Just then, the catcher called time and ran out to the mound to have one of those conversations catchers have with their pitchers. Speaking of pitchers, from the corner of my eye, I saw the margarita guy coming my way. Through my straw I made the traditional slurping sounds in the bottom of my tall plastic glass, then held it up for him to see. He turned out to be a different
guy than the one who’d sold me my first margarita, and by happy coincidence, the other guy I wanted to see. As he bent across Lucy to hand me my drink and accept several somewhat fishy-smelling coins, I asked, “Jefferson ‘Motherboard’ Weller?” I suppose it was a stupid question, since his name tag said “M-board.”
Heavily bearded, with longish, curly hair and wire-rimmed glasses, he glanced down at my companion: “Hi there, Lucy.” Then at me: “Who wants to know?”
“Edward William Bear, private detective. I’d give you one of my cards, but …” I held up my collapsing tray of crayfish and gave him an apologetic expression.
“That’s okay,” he told me. His voice was extraordinarily deep. “I know who you are: Lieutenant Edward William “Win” Bear, the first victim through the broach.”
Win Bear, the not very private detective, apparently. I began to tell him that I wanted to have a talk with him when it was more convenient. Suddenly, he stood up to get out of our field of vision. He was just in time. Dugger had belted the horsehide hard and the damned thing was still rocketing upward and outward toward the left field corner. Of course Aurand was already beating feet on his way home, but nobody was watching him do it. The little white sphere that had everybody’s attention rose into the flawlessly blue sky, rose and started to level off
—Booong!
It hit the foul pole—which, rumor had it, had been especially constructed and tuned to make that noise. Dugger casually tossed his bat to one side and began jogging around the bases, with a surprising amount of away-game cheering to help him along. Fans in LaPorte are nothing if not generously appreciative of anybody’s sportsmanlike skills, even when they’re exhibited by the opposing team. I was a sucker that way for good defensive plays, and often find myself cheering for the other side—before I slap myself in the forehead and say, “Do’h!”
Three Aztec batters up, one out, and the score was already Mexico City two, LaPorte zip. Ah, well, back to work: I made arrangements with Motherboard to talk to him during the seventh inning, when he had a break. Now if only the Patriots could get one.

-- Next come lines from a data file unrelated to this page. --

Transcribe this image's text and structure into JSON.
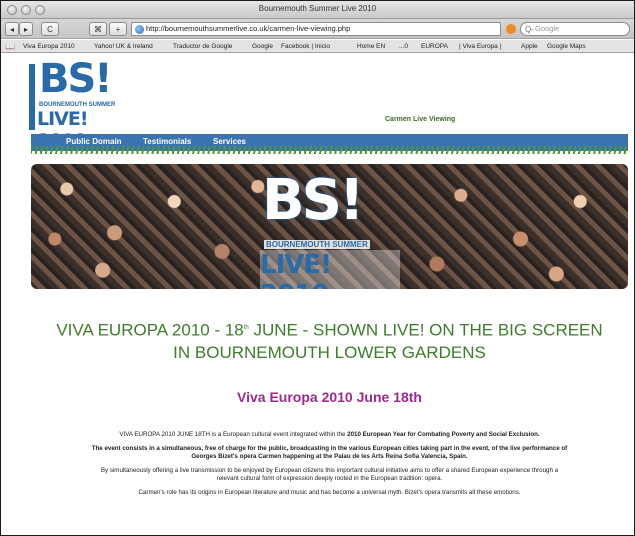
{
  "window": {
    "title": "Bournemouth Summer Live 2010"
  },
  "toolbar": {
    "back": "◂",
    "forward": "▸",
    "reload": "C",
    "reader": "⌘",
    "add": "+",
    "url": "http://bournemouthsummerlive.co.uk/carmen-live-viewing.php",
    "search_placeholder": "Google",
    "search_prefix": "Q-"
  },
  "bookmarks": [
    "Viva Europa 2010",
    "Yahoo! UK & Ireland",
    "Traductor de Google",
    "Google",
    "Facebook | Inicio",
    "Home EN",
    "...0",
    "EUROPA",
    "| Viva Europa |",
    "Apple",
    "Google Maps"
  ],
  "logo": {
    "bs": "BS!",
    "sub": "BOURNEMOUTH SUMMER",
    "live": "LIVE! 2010"
  },
  "page_tagline": "Carmen Live Viewing",
  "nav": [
    "Public Domain",
    "Testimonials",
    "Services"
  ],
  "banner": {
    "bs": "BS!",
    "sub": "BOURNEMOUTH SUMMER",
    "live": "LIVE! 2010"
  },
  "headline": {
    "part1": "VIVA EUROPA 2010 - 18",
    "sup": "th",
    "part2": " JUNE - SHOWN LIVE! ON THE BIG SCREEN IN BOURNEMOUTH LOWER GARDENS"
  },
  "subhead": "Viva Europa 2010 June 18th",
  "body": {
    "p1_start": "VIVA EUROPA 2010 JUNE 18TH is a European cultural event integrated within the ",
    "p1_bold": "2010 European Year for Combating Poverty and Social Exclusion.",
    "p2": "The event consists in a simultaneous, free of charge for the public, broadcasting in the various European cities taking part in the event, of the live performance of Georges Bizet's opera Carmen happening at the Palau de les Arts Reina Sofia Valencia, Spain.",
    "p3": "By simultaneously offering a live transmission to be enjoyed by European citizens this important cultural initiative aims to offer a shared European experience through a relevant cultural form of expression deeply rooted in the European tradition: opera.",
    "p4": "Carmen's role has its origins in European literature and music and has become a universal myth. Bizet's opera transmits all these emotions."
  },
  "colors": {
    "brand_blue": "#2a6aa8",
    "nav_blue": "#3a73b0",
    "headline_green": "#3e7d2c",
    "subhead_purple": "#9c2a8f"
  }
}
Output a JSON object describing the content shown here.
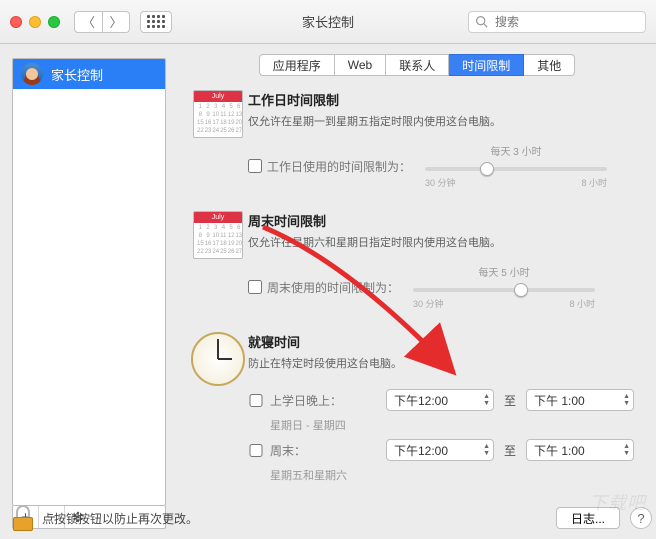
{
  "window": {
    "title": "家长控制"
  },
  "search": {
    "placeholder": "搜索"
  },
  "sidebar": {
    "items": [
      {
        "label": "家长控制"
      }
    ],
    "add": "+",
    "remove": "−",
    "gear": "✻"
  },
  "tabs": [
    {
      "label": "应用程序"
    },
    {
      "label": "Web"
    },
    {
      "label": "联系人"
    },
    {
      "label": "时间限制",
      "selected": true
    },
    {
      "label": "其他"
    }
  ],
  "weekday": {
    "title": "工作日时间限制",
    "desc": "仅允许在星期一到星期五指定时限内使用这台电脑。",
    "check_label": "工作日使用的时间限制为：",
    "slider_top": "每天 3 小时",
    "slider_min": "30 分钟",
    "slider_max": "8 小时"
  },
  "weekend": {
    "title": "周末时间限制",
    "desc": "仅允许在星期六和星期日指定时限内使用这台电脑。",
    "check_label": "周末使用的时间限制为：",
    "slider_top": "每天 5 小时",
    "slider_min": "30 分钟",
    "slider_max": "8 小时"
  },
  "bedtime": {
    "title": "就寝时间",
    "desc": "防止在特定时段使用这台电脑。",
    "rows": [
      {
        "label": "上学日晚上：",
        "sub": "星期日 - 星期四",
        "from": "下午12:00",
        "to_label": "至",
        "to": "下午  1:00"
      },
      {
        "label": "周末：",
        "sub": "星期五和星期六",
        "from": "下午12:00",
        "to_label": "至",
        "to": "下午  1:00"
      }
    ]
  },
  "footer": {
    "lock_text": "点按锁按钮以防止再次更改。",
    "log_btn": "日志...",
    "help": "?"
  },
  "calendar_header": "July",
  "watermark": "下载吧"
}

“YOU HAVE TO understand,” said Motherboard, “I’m from a different world entirely.”
He was reacting to something the crawdad guy had said. At age forty-six, Weller was an old acquaintance of the Wizard’s. Both were engineers—he was software, Max was hardware—trying valiantly to catch up with the dauntingly advanced Confederacy. When I’d come here, the “science” of detectiving was in its infancy, but I could see how the fact that it was fifty to a hundred years ahead in almost every other endeavor might be discouraging to somebody in a technical field. In the meantime, Motherboard wasn’t too proud to sell margaritas to the crowd at None of the Above Park.